If you want to analyze an antenna, you can use simulation software or you can build an antenna and make measurements. [All Electroncs Channel] does both and show you how you can do it, too, in the video below.
The antenna in question is a loop antenna. He uses a professional VNA (Vector Network Analyzer) but you could get away with a hobby-grade VNA, too. The software for simulation is 4NEC2.
The VNA shows the electrical characteristics of the antenna, which is one of the things you can pull from the simulation software. You can also get a lot of other information. You’d need to use a field strength meter or something similar to get some of the other information in the real world.
The antenna simulation software is a powerful engine and 4NEC2 gives you an easy way to use it with a GUI. You can see all the graphs and plots easily, too. Unfortunately, it is Windows software, but we hear it will run under Wine.
The practical measurement is a little different from the simulation, often because the simulation is perfect and the real antenna has non-ideal elements. [Grégory] points out that changing simulation parameters is a great way to develop intuition about — in this case — antennas.
Want to dive into antennas? We can help with that. Or, you can start with a simple explanation.
“In Theory, Theory and Practice are the same.
In Practice, they are not!”
I feel obtaining and plugging in any kind of real world data (recorded or measured) into a simulation can get you quite far.

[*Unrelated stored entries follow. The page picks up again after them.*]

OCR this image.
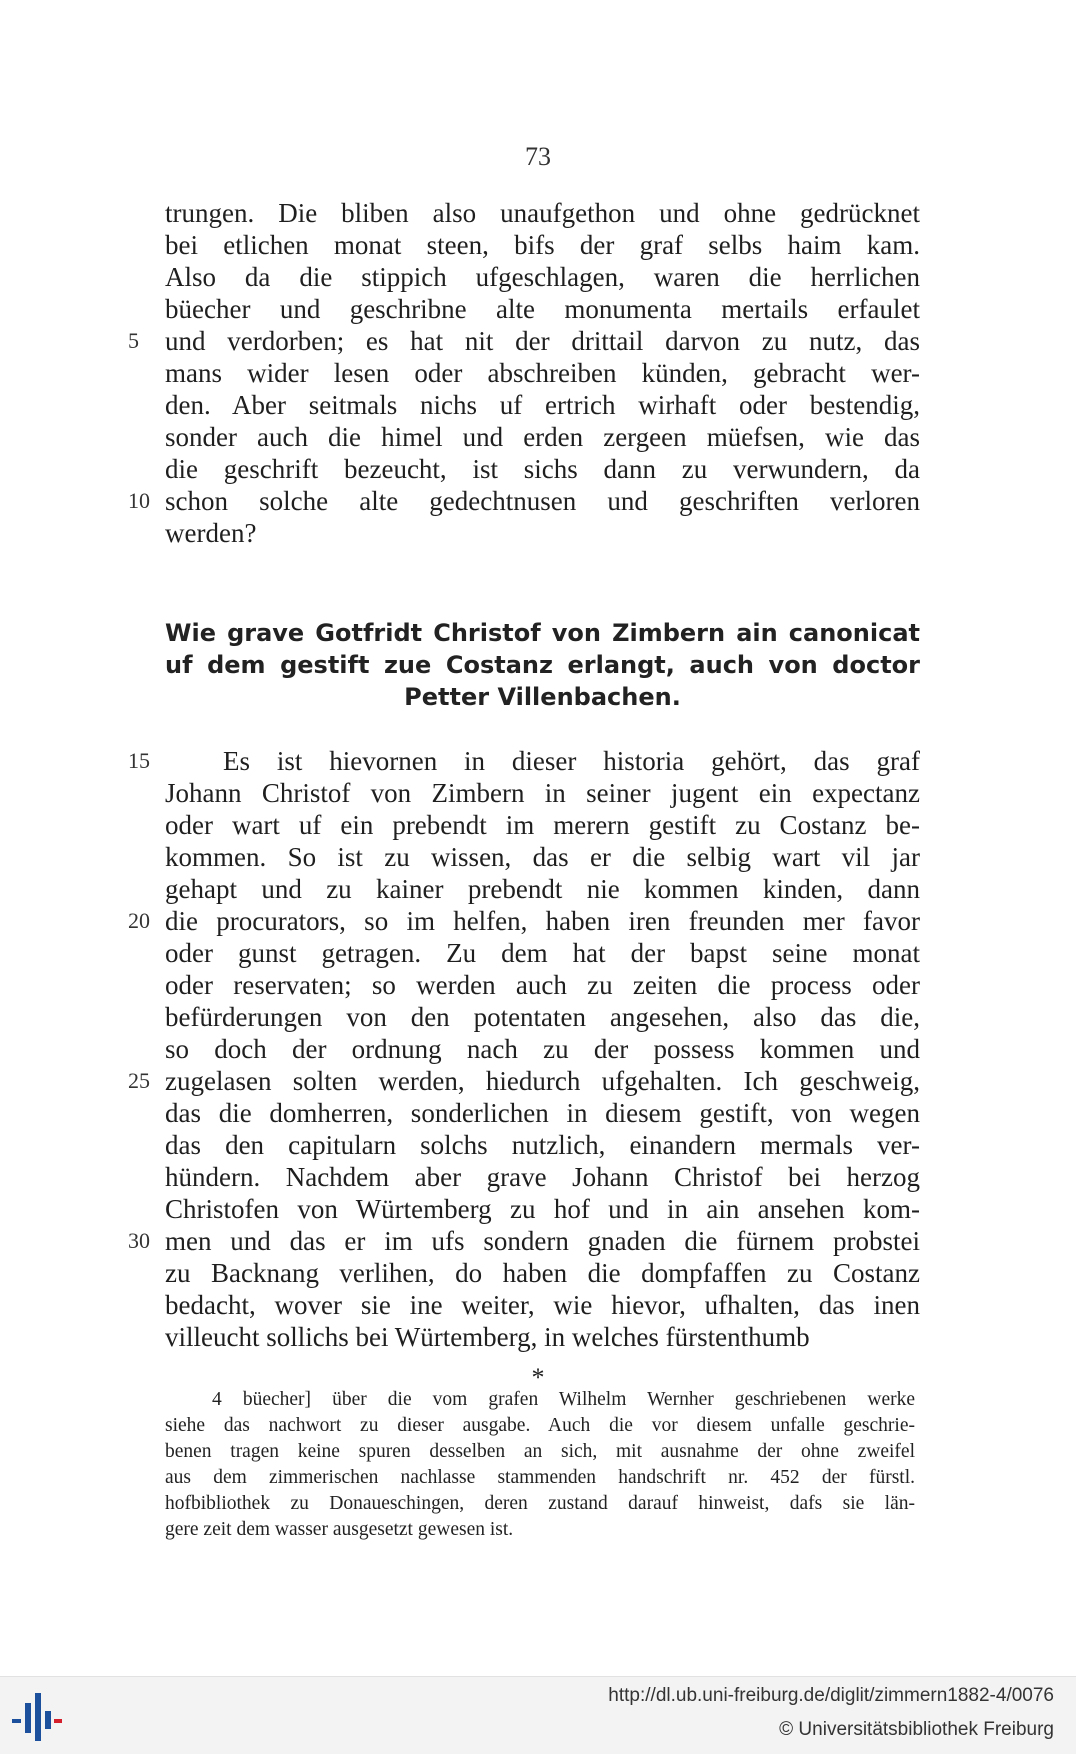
73
trungen. Die bliben also unaufgethon und ohne gedrücknet
bei etlichen monat steen, bifs der graf selbs haim kam.
Also da die stippich ufgeschlagen, waren die herrlichen
büecher und geschribne alte monumenta mertails erfaulet
und verdorben; es hat nit der drittail darvon zu nutz, das
5
mans wider lesen oder abschreiben künden, gebracht wer-
den. Aber seitmals nichs uf ertrich wirhaft oder bestendig,
sonder auch die himel und erden zergeen müefsen, wie das
die geschrift bezeucht, ist sichs dann zu verwundern, da
schon solche alte gedechtnusen und geschriften verloren
10
werden?
Wie grave Gotfridt Christof von Zimbern ain canonicat
uf dem gestift zue Costanz erlangt, auch von doctor
Petter Villenbachen.
Es ist hievornen in dieser historia gehört, das graf
15
Johann Christof von Zimbern in seiner jugent ein expectanz
oder wart uf ein prebendt im merern gestift zu Costanz be-
kommen. So ist zu wissen, das er die selbig wart vil jar
gehapt und zu kainer prebendt nie kommen kinden, dann
die procurators, so im helfen, haben iren freunden mer favor
20
oder gunst getragen. Zu dem hat der bapst seine monat
oder reservaten; so werden auch zu zeiten die process oder
befürderungen von den potentaten angesehen, also das die,
so doch der ordnung nach zu der possess kommen und
zugelasen solten werden, hiedurch ufgehalten. Ich geschweig,
25
das die domherren, sonderlichen in diesem gestift, von wegen
das den capitularn solchs nutzlich, einandern mermals ver-
hündern. Nachdem aber grave Johann Christof bei herzog
Christofen von Würtemberg zu hof und in ain ansehen kom-
men und das er im ufs sondern gnaden die fürnem probstei
30
zu Backnang verlihen, do haben die dompfaffen zu Costanz
bedacht, wover sie ine weiter, wie hievor, ufhalten, das inen
villeucht sollichs bei Würtemberg, in welches fürstenthumb
*
4 büecher] über die vom grafen Wilhelm Wernher geschriebenen werke
siehe das nachwort zu dieser ausgabe. Auch die vor diesem unfalle geschrie-
benen tragen keine spuren desselben an sich, mit ausnahme der ohne zweifel
aus dem zimmerischen nachlasse stammenden handschrift nr. 452 der fürstl.
hofbibliothek zu Donaueschingen, deren zustand darauf hinweist, dafs sie län-
gere zeit dem wasser ausgesetzt gewesen ist.
http://dl.ub.uni-freiburg.de/diglit/zimmern1882-4/0076
© Universitätsbibliothek Freiburg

But at that point you aren’t purely simulating stuff.
Of course I’m taking about non rf stuff
Lots of “RF stuff” can be modeled and simulated just fine if you understand the variables, understand the theory, and use the right software. I’ve modeled MANY antennas, built them, and had them come out very close to the model. The biggest discrepancy I’ve had to deal with is that actual ground parameters are not easy to quantify and are often non-uniform anyway.
When they aren’t the same, it’s because one of two things:
Not enough of the real life variables were understood and quantified.
The person using the theory didn’t actually understand the theory.
Both are often the case, especially among those who deride theory.
In your theory, practice always overrules theory. In practice, when this happens it’s usually because someone’s not using the right theory. Often, the practices in place imply things work a completely different way than they actually do, but nobody can prove it without a better theory.
For Linux, there is xnec2c.
EZNEC has more capability than 4NEC2, and EZNEC Pro+ is freeware now. AutoEZ (not free) is a phenomenal piece of software that works in conjunction with EZNEC and allows (among many other things) the use of variables in the antenna design.
By the way, a terrific way to learn about any particular antenna is to model it and then look at the currents (magnitude and phase) at various points on the elements of the antenna since current is what radiates the RF.
It’s probably good to point out that these are different interfaces to the same kernel doing the analysis.
http://dg7ybn.de/Ant_soft/Ant_Software.htm#intro
That is true to a point, except that EZNEC can function with NEC5 (a much newer kernel) … which is considerably more powerful than the NEC2 in 4NEC2. EZNEC also has a version that works with NEC4.